There will certainly remain a degree of ambiguity in coming to terms with a definitive discernment of what clinicians deem frail. International guidelines embolden caregivers of every specialty to employ any frailty measuring instrument. This would allow for a diagnosis that is still more substantial than having omit frailty from HF management entirely. The authors recommend that a blueprint is actively pursued for frailty screening, identification, evaluation and timely intervention - after all, these constitute the cornerstone of geriatric medicine and quality care. Comorbid diseases, notably HF, demand for consensus from the scientific community to predict and prevent adverse clinical outcomes.

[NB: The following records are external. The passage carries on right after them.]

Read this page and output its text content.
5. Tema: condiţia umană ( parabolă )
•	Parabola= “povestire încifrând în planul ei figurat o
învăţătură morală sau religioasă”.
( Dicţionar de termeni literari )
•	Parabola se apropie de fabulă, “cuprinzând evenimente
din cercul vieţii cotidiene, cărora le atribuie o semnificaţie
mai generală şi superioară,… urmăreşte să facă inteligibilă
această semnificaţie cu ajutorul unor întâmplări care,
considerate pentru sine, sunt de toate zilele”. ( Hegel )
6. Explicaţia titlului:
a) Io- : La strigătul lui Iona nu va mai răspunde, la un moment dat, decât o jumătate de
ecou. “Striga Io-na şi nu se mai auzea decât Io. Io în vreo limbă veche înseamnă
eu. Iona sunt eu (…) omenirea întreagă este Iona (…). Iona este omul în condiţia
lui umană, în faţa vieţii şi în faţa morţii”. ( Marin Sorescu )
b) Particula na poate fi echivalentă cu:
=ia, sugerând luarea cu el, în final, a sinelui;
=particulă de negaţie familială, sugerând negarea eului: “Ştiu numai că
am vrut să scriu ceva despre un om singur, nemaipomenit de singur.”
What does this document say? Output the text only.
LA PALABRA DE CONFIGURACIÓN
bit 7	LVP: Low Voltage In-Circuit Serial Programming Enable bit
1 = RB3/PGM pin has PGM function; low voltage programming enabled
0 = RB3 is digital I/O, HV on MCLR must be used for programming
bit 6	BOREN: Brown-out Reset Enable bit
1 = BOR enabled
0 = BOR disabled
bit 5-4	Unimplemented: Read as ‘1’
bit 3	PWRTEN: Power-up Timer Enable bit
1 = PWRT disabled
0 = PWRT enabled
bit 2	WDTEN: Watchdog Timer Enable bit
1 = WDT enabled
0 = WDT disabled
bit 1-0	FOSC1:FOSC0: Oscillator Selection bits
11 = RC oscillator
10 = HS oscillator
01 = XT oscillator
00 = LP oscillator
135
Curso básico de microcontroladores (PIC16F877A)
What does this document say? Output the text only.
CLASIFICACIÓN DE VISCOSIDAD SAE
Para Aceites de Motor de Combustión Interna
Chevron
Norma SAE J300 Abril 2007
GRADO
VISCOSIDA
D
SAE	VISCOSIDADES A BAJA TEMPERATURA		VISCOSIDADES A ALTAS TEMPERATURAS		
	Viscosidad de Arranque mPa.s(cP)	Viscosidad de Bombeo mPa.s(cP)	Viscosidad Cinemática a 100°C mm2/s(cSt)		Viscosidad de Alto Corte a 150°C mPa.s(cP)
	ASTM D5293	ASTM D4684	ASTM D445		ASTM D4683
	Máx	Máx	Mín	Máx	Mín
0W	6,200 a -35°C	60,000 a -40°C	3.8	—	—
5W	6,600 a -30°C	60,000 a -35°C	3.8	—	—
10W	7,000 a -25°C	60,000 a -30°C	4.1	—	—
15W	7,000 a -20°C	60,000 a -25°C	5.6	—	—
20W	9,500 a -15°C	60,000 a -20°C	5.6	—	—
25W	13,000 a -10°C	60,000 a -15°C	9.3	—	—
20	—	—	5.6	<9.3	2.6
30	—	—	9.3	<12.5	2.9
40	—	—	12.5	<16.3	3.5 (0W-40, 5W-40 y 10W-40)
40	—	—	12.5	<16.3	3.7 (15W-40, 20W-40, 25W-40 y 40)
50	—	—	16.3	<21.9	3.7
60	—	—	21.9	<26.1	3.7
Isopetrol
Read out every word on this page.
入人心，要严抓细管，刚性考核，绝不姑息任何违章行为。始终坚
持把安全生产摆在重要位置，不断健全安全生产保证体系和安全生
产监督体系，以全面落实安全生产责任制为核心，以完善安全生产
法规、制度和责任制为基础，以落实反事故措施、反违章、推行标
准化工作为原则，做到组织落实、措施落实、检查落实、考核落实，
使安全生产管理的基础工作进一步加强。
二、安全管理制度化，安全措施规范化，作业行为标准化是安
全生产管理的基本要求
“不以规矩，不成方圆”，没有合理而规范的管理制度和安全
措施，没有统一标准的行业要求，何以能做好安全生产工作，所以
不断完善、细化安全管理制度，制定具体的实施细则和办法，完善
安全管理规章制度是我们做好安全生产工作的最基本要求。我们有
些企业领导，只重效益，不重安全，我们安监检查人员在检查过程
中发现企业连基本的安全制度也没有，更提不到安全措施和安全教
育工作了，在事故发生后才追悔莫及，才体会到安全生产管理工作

If suspicion of frailty arises, or the result of a preliminary screening tool is positive, or time constraints do not allow for thorough use of CGA, physicians are also always encouraged to consult the geriatric team or provide a referral, irrespective of patient’s age, to help rule out frailty conclusively. The CGA will ensure delivery of patient-centered care, as opposed to HF or disease-specific treatment. Stratification of HF patients in this manner will help guide decisions related to cardiac transplant candidacy, cardiac rehabilitation and palliative care. Ultimately, a multidisciplinary team can better manage the geriatric syndromes which greatly impact HF prognosis.

The guidelines are in accordance with routine follow up and counselling for HF patients, too. Cardiologists and geriatricians tackle likelihood of incidental exacerbations of HF by addressing frailty risk factors along the way. Integrating the heart of geriatric practice into HF algorithms may refine our understanding of this disease and allow for more efficient use of healthcare resources. Patient education and purposeful formulation of an individualized management plan should be of the highest priority. The ACC and CCS accentuate shifting goals of care for advanced HF, frailty or both.